The obesity-causing marriage between Coca-Cola and McDonald’s is decades in the making prompted by bad policy, Big Ag, and corporate greed.
Bartow J. Elmore, a University of Alabama history professor, wrote “Citizen Coke, The Making of Coca-Cola Capitalism,” which discussed the history Coca-Cola, and how it became “a staple of the average American diet.” The book was excerpted by Salon.
Coca-Cola had started out as a treat, an occasional indulgence that wasn’t heavily consumed in the way candy bars are. However, Congress didn’t renew the Sugar Act in December of 1974. The Sugar Act was on the books for 30 years prior, and it regulated the commerce of imported sugar and maintained a domestic purchase quota in order to guarantee business for American sugar growers.
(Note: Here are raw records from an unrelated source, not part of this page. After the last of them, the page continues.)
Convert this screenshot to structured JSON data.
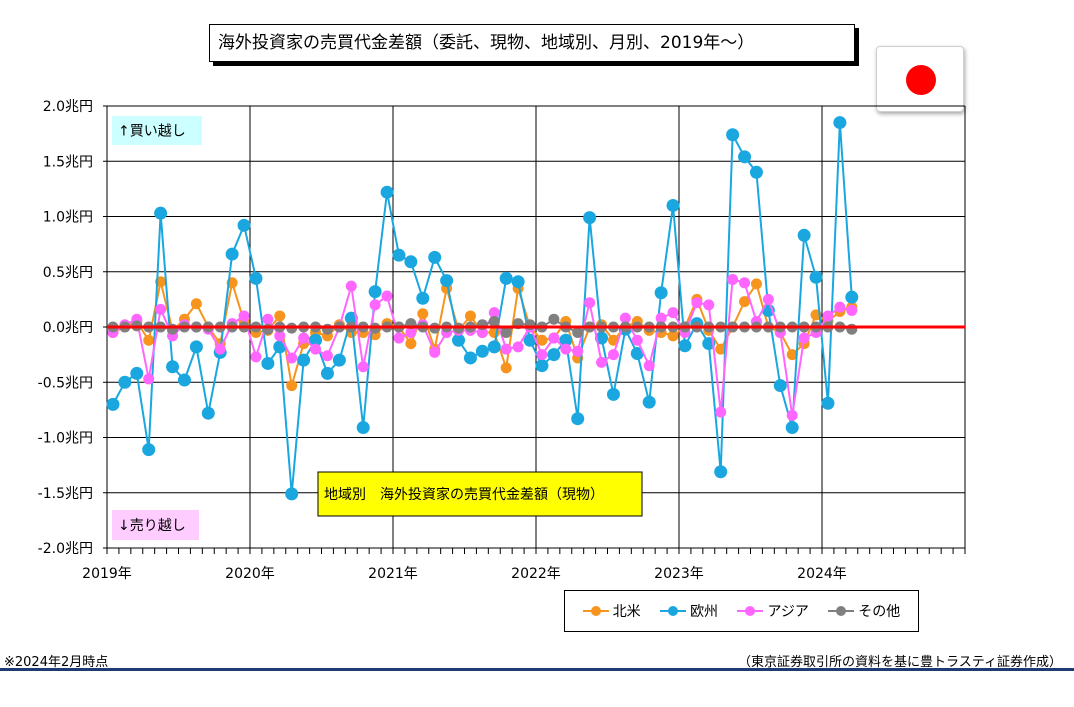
{
  "title": "海外投資家の売買代金差額（委託、現物、地域別、月別、2019年～）",
  "footnote_left": "※2024年2月時点",
  "footnote_right": "（東京証券取引所の資料を基に豊トラスティ証券作成）",
  "flag_icon": "japan-flag-icon",
  "colors": {
    "north_america": "#f7941d",
    "europe": "#1aa7e0",
    "asia": "#ff66ff",
    "other": "#808080",
    "zero_line": "#ff0000",
    "buy_label_bg": "#ccffff",
    "sell_label_bg": "#ffccff",
    "annotation_bg": "#ffff00"
  },
  "chart_data": {
    "type": "line",
    "subtitle": "地域別　海外投資家の売買代金差額（現物）",
    "annotations": {
      "buy": "↑買い越し",
      "sell": "↓売り越し"
    },
    "y_ticks": [
      "2.0兆円",
      "1.5兆円",
      "1.0兆円",
      "0.5兆円",
      "0.0兆円",
      "-0.5兆円",
      "-1.0兆円",
      "-1.5兆円",
      "-2.0兆円"
    ],
    "x_ticks": [
      "2019年",
      "2020年",
      "2021年",
      "2022年",
      "2023年",
      "2024年"
    ],
    "ylim": [
      -2.0,
      2.0
    ],
    "y_unit": "兆円",
    "x_start": "2019-01",
    "x_range_months": 72,
    "grid": true,
    "legend_position": "bottom-right",
    "series": [
      {
        "name": "北米",
        "color": "#f7941d",
        "values": [
          -0.05,
          0.0,
          0.05,
          -0.12,
          0.41,
          -0.03,
          0.07,
          0.21,
          0.0,
          -0.15,
          0.4,
          0.05,
          -0.05,
          -0.03,
          0.1,
          -0.53,
          -0.15,
          -0.05,
          -0.08,
          0.02,
          -0.05,
          -0.05,
          -0.07,
          0.03,
          0.0,
          -0.15,
          0.12,
          -0.2,
          0.35,
          -0.03,
          0.1,
          -0.05,
          -0.05,
          -0.37,
          0.35,
          0.0,
          -0.12,
          -0.1,
          0.05,
          -0.28,
          0.0,
          0.02,
          -0.12,
          0.0,
          0.05,
          -0.03,
          -0.05,
          -0.08,
          0.0,
          0.25,
          -0.03,
          -0.2,
          0.0,
          0.23,
          0.39,
          0.0,
          -0.05,
          -0.25,
          -0.15,
          0.11,
          0.05,
          0.14,
          0.18
        ]
      },
      {
        "name": "欧州",
        "color": "#1aa7e0",
        "values": [
          -0.7,
          -0.5,
          -0.42,
          -1.11,
          1.03,
          -0.36,
          -0.48,
          -0.18,
          -0.78,
          -0.23,
          0.66,
          0.92,
          0.44,
          -0.33,
          -0.18,
          -1.51,
          -0.3,
          -0.12,
          -0.42,
          -0.3,
          0.08,
          -0.91,
          0.32,
          1.22,
          0.65,
          0.59,
          0.26,
          0.63,
          0.42,
          -0.12,
          -0.28,
          -0.22,
          -0.18,
          0.44,
          0.41,
          -0.12,
          -0.35,
          -0.25,
          -0.12,
          -0.83,
          0.99,
          -0.1,
          -0.61,
          -0.02,
          -0.24,
          -0.68,
          0.31,
          1.1,
          -0.17,
          0.03,
          -0.15,
          -1.31,
          1.74,
          1.54,
          1.4,
          0.15,
          -0.53,
          -0.91,
          0.83,
          0.45,
          -0.69,
          1.85,
          0.27
        ]
      },
      {
        "name": "アジア",
        "color": "#ff66ff",
        "values": [
          -0.05,
          0.02,
          0.07,
          -0.47,
          0.16,
          -0.08,
          0.02,
          0.0,
          -0.02,
          -0.2,
          0.03,
          0.1,
          -0.27,
          0.07,
          -0.08,
          -0.28,
          -0.1,
          -0.2,
          -0.26,
          0.0,
          0.37,
          -0.36,
          0.2,
          0.28,
          -0.1,
          -0.05,
          0.02,
          -0.23,
          -0.05,
          -0.03,
          -0.03,
          -0.05,
          0.13,
          -0.2,
          -0.18,
          0.0,
          -0.25,
          -0.1,
          -0.2,
          -0.22,
          0.22,
          -0.32,
          -0.25,
          0.08,
          -0.12,
          -0.35,
          0.08,
          0.13,
          -0.05,
          0.22,
          0.2,
          -0.77,
          0.43,
          0.4,
          0.05,
          0.25,
          -0.05,
          -0.8,
          -0.1,
          -0.05,
          0.1,
          0.18,
          0.15
        ]
      },
      {
        "name": "その他",
        "color": "#808080",
        "values": [
          0.0,
          0.0,
          0.01,
          0.0,
          0.0,
          -0.02,
          0.0,
          0.0,
          0.0,
          0.0,
          0.0,
          0.0,
          0.0,
          -0.02,
          0.0,
          -0.01,
          0.0,
          0.0,
          -0.02,
          0.0,
          0.0,
          0.0,
          -0.01,
          0.0,
          0.0,
          0.03,
          0.0,
          -0.01,
          0.0,
          -0.01,
          0.0,
          0.02,
          0.05,
          -0.05,
          0.03,
          0.02,
          0.0,
          0.07,
          0.0,
          -0.05,
          0.0,
          0.0,
          0.0,
          0.0,
          0.0,
          0.0,
          0.0,
          0.0,
          0.0,
          0.0,
          0.0,
          0.0,
          0.0,
          0.0,
          0.0,
          0.0,
          0.0,
          0.0,
          0.0,
          0.0,
          0.0,
          0.0,
          -0.02
        ]
      }
    ]
  }
}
When Congress let the Sugar Act expire, the market opened up and the Coca-Cola Company thought it would be “in the driver’s seat for the time-being” because the sugar market was deregulated. However, sugar prices increased after the Sugar Act expired, international markets grew, and the demand of sugar increased. The steadiness of sugar prices went into a tail spin, and Coca-Cola needed a sweetener for its product that had consistent pricing.
“Coke and its industry partners were tired of this roller coaster ride,” writes Elmore. “They felt captive to the ebb and flow of global sugar market trends, and they had little faith that the volatility would ever subside. They wanted out. If there were any alternative to sugar that would free Coke from its dependence on this unpredictable trade market in the United States, the company was willing to try it.”
Coca-Cola would find that stably-priced sweetener in high-fructose corn syrup. High-fructose corn syrup was sweeter than an equal amount of sugar, meaning less could be used to the same effect as sugar, and since America has a massive corn market, there was plenty to go around.
Now that Coca-Cola had secured an effective, economical, and less-costly sweetener, more soda could be produced. The trick was in the packaging. Coca-Cola was able to decrease price per ounce of soda, enabling the company to move more product per package, thus the increase from eight-ounce bottles to 20 ounce bottles.
It was until Coca-Cola’s relationship with McDonald’s was at it’s peak when American consumers would be flooded with soda.
“McDonald’s, Coke’s largest customer in the 1990s with over 14,000 restaurants worldwide in 1993 (3,654 overseas), was the real mastermind of this supersized sales strategy,” Elmore writes. “In 1993, a McDonald’s retail strategist named David Wallerstein first introduced the concept of supersizing.”
When the McDonald’s supersize option was introduced, cup sizes increased to a monstrous 64 oz., subsequently increasing the American annual consumption of soft drinks from 28.7 gallons in the 80s to 36.8 gallons per American in 1998. Americans were drinking more soda, contributing to the increase in obesity rates.
Corporate America does more than hurt the low-income families of America with things like shifting the tax burden onto us, it’s literally killing us. Because corporations use manipulative advertising tactics and “buy more than you need” product deals, Americans are consuming more unhealthy things than ever before.